We were able to recover our investment on Veeam within about 8 months. This was due largely to reduced licensing costs initially but the majority of the savings came from a reduction in the management overheads and the previous baby-sitting we had to do of our backup solution.
Cost and Licensing Advice:
The original setup costs were in the region of $45k for a 24 host VMware environment. That was for the full Veeam Availability Suite which Backup and Replication is a part of. The day-to-day (Opex) costs we reduced from one staff member spending 5 hours massaging backups and replications to less that 1 hour a day.
Other Solutions Considered:
Before using Veeam I reviewed a number of backup solutions. These included Symantec Backup Exec, NetBackup, Falconstor, Acronis, Commvault and ArcServe.

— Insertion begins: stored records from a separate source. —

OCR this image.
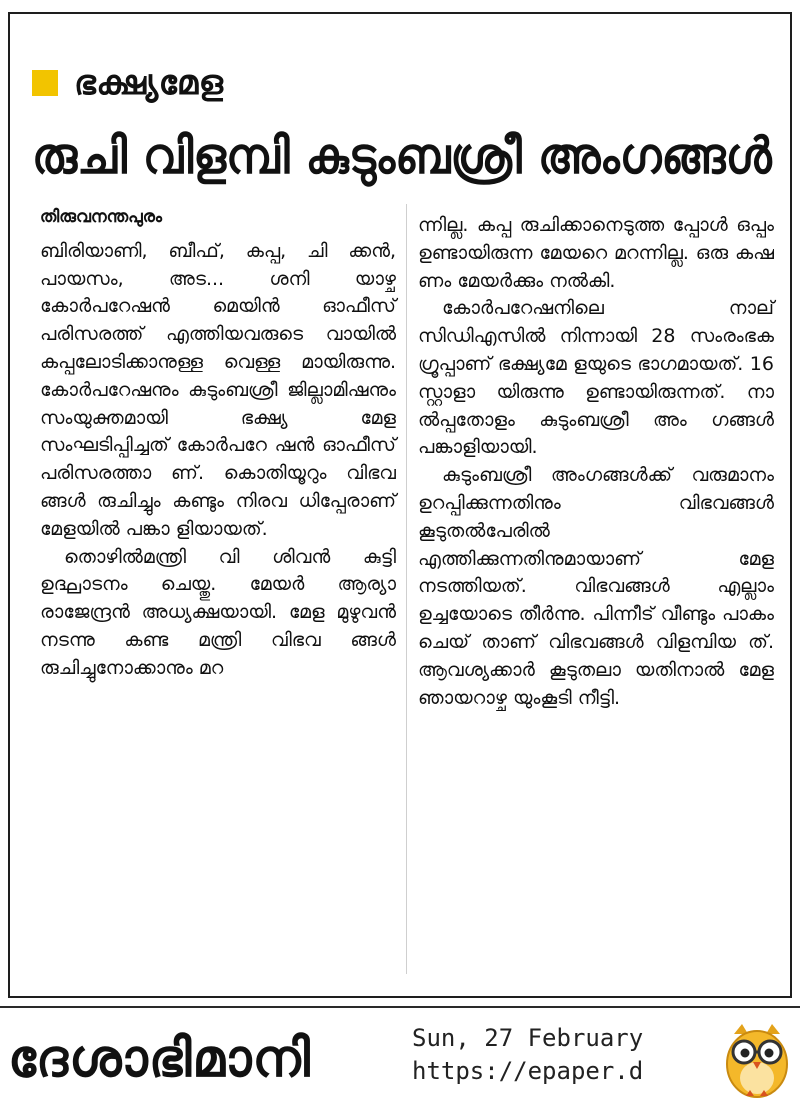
ഭക്ഷ്യമേള
രുചി വിളമ്പി കുടുംബശ്രീ അംഗങ്ങൾ

തിരുവനന്തപുരം

ബിരിയാണി, ബീഫ്, കപ്പ, ചി ക്കൻ, പായസം, അട... ശനി യാഴ്ച കോർപറേഷൻ മെയിൻ ഓഫീസ് പരിസരത്ത് എത്തിയവരുടെ വായിൽ കപ്പലോടിക്കാനുള്ള വെള്ള മായിരുന്നു. കോർപറേഷനും കുടുംബശ്രീ ജില്ലാമിഷനും സംയുക്തമായി ഭക്ഷ്യ മേള സംഘടിപ്പിച്ചത് കോർപറേ ഷൻ ഓഫീസ് പരിസരത്താ ണ്. കൊതിയൂറും വിഭവ ങ്ങൾ രുചിച്ചും കണ്ടും നിരവ ധിപ്പേരാണ് മേളയിൽ പങ്കാ ളിയായത്.

തൊഴിൽമന്ത്രി വി ശിവൻ കുട്ടി ഉദ്ഘാടനം ചെയ്തു. മേയർ ആര്യാ രാജേന്ദ്രൻ അധ്യക്ഷയായി. മേള മുഴുവൻ നടന്നു കണ്ട മന്ത്രി വിഭവ ങ്ങൾ രുചിച്ചുനോക്കാനും മറ

ന്നില്ല. കപ്പ രുചിക്കാനെടുത്ത പ്പോൾ ഒപ്പം ഉണ്ടായിരുന്ന മേയറെ മറന്നില്ല. ഒരു കഷ ണം മേയർക്കും നൽകി.

കോർപറേഷനിലെ നാല് സിഡിഎസിൽ നിന്നായി 28 സംരംഭക ഗ്രൂപ്പാണ് ഭക്ഷ്യമേ ളയുടെ ഭാഗമായത്. 16 സ്റ്റാളാ യിരുന്നു ഉണ്ടായിരുന്നത്. നാ ൽപ്പതോളം കുടുംബശ്രീ അം ഗങ്ങൾ പങ്കാളിയായി.

കുടുംബശ്രീ അംഗങ്ങൾക്ക് വരുമാനം ഉറപ്പിക്കുന്നതിനും വിഭവങ്ങൾ കൂടുതൽപേരിൽ എത്തിക്കുന്നതിനുമായാണ് മേള നടത്തിയത്. വിഭവങ്ങൾ എല്ലാം ഉച്ചയോടെ തീർന്നു. പിന്നീട് വീണ്ടും പാകം ചെയ് താണ് വിഭവങ്ങൾ വിളമ്പിയ ത്. ആവശ്യക്കാർ കൂടുതലാ യതിനാൽ മേള ഞായറാഴ്ച യുംകൂടി നീട്ടി.

ദേശാഭിമാനി	Sun, 27 February
https://epaper.d
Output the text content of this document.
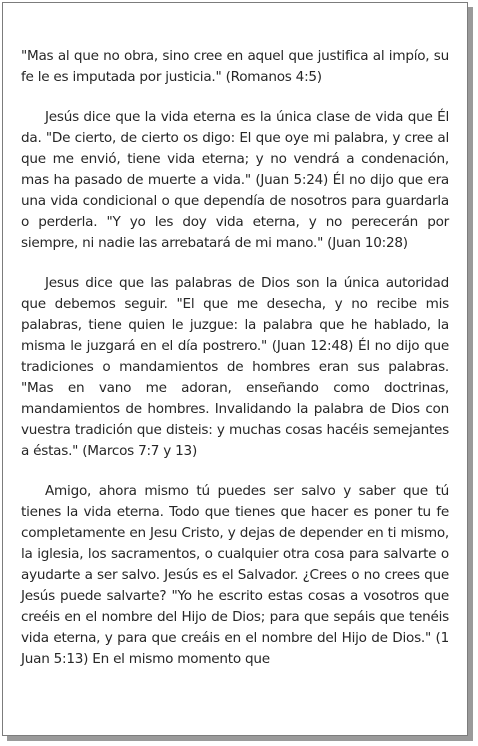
"Mas al que no obra, sino cree en aquel que justifica al impío, su fe le es imputada por justicia." (Romanos 4:5)

Jesús dice que la vida eterna es la única clase de vida que Él da. "De cierto, de cierto os digo: El que oye mi palabra, y cree al que me envió, tiene vida eterna; y no vendrá a condenación, mas ha pasado de muerte a vida." (Juan 5:24) Él no dijo que era una vida condicional o que dependía de nosotros para guardarla o perderla. "Y yo les doy vida eterna, y no perecerán por siempre, ni nadie las arrebatará de mi mano." (Juan 10:28)

Jesus dice que las palabras de Dios son la única autoridad que debemos seguir. "El que me desecha, y no recibe mis palabras, tiene quien le juzgue: la palabra que he hablado, la misma le juzgará en el día postrero." (Juan 12:48) Él no dijo que tradiciones o mandamientos de hombres eran sus palabras. "Mas en vano me adoran, enseñando como doctrinas, mandamientos de hombres. Invalidando la palabra de Dios con vuestra tradición que disteis: y muchas cosas hacéis semejantes a éstas." (Marcos 7:7 y 13)

Amigo, ahora mismo tú puedes ser salvo y saber que tú tienes la vida eterna. Todo que tienes que hacer es poner tu fe completamente en Jesu Cristo, y dejas de depender en ti mismo, la iglesia, los sacramentos, o cualquier otra cosa para salvarte o ayudarte a ser salvo. Jesús es el Salvador. ¿Crees o no crees que Jesús puede salvarte? "Yo he escrito estas cosas a vosotros que creéis en el nombre del Hijo de Dios; para que sepáis que tenéis vida eterna, y para que creáis en el nombre del Hijo de Dios." (1 Juan 5:13) En el mismo momento que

I would recommend getting your hands on trial version or even just use the free editions from Veeam to become comfortable with the console and see for yourself just how easy it is to manage backups. If you use the free edition you'll quickly want to use a full version so you can schedule backups and take advantage of some of enterprise features. Run a POC on some VMs and verify it's the right tool for you and see that the reviews don't lie.
I would also recommend reaching out to a Veeam Gold or Platinum Partner if you have a more complex environment and get your design put up on a whiteboard. While getting Veeam into your environment is the end goal a real focus needs to be placed on data migration and integrity. Your previous backup data needs to be accessible and recoverable and this is where the partners should be able to help. This isn't a recommendation just for implementing Veeam but for all backup solution migration. With Veeam however I'm sure it'll be as easy as everything else.
Disclosure: My company has a business relationship with this vendor other than being a customer: I previously worked for a Platinum partner of Veeam and provided professional services on behalf of Veeam in Australia.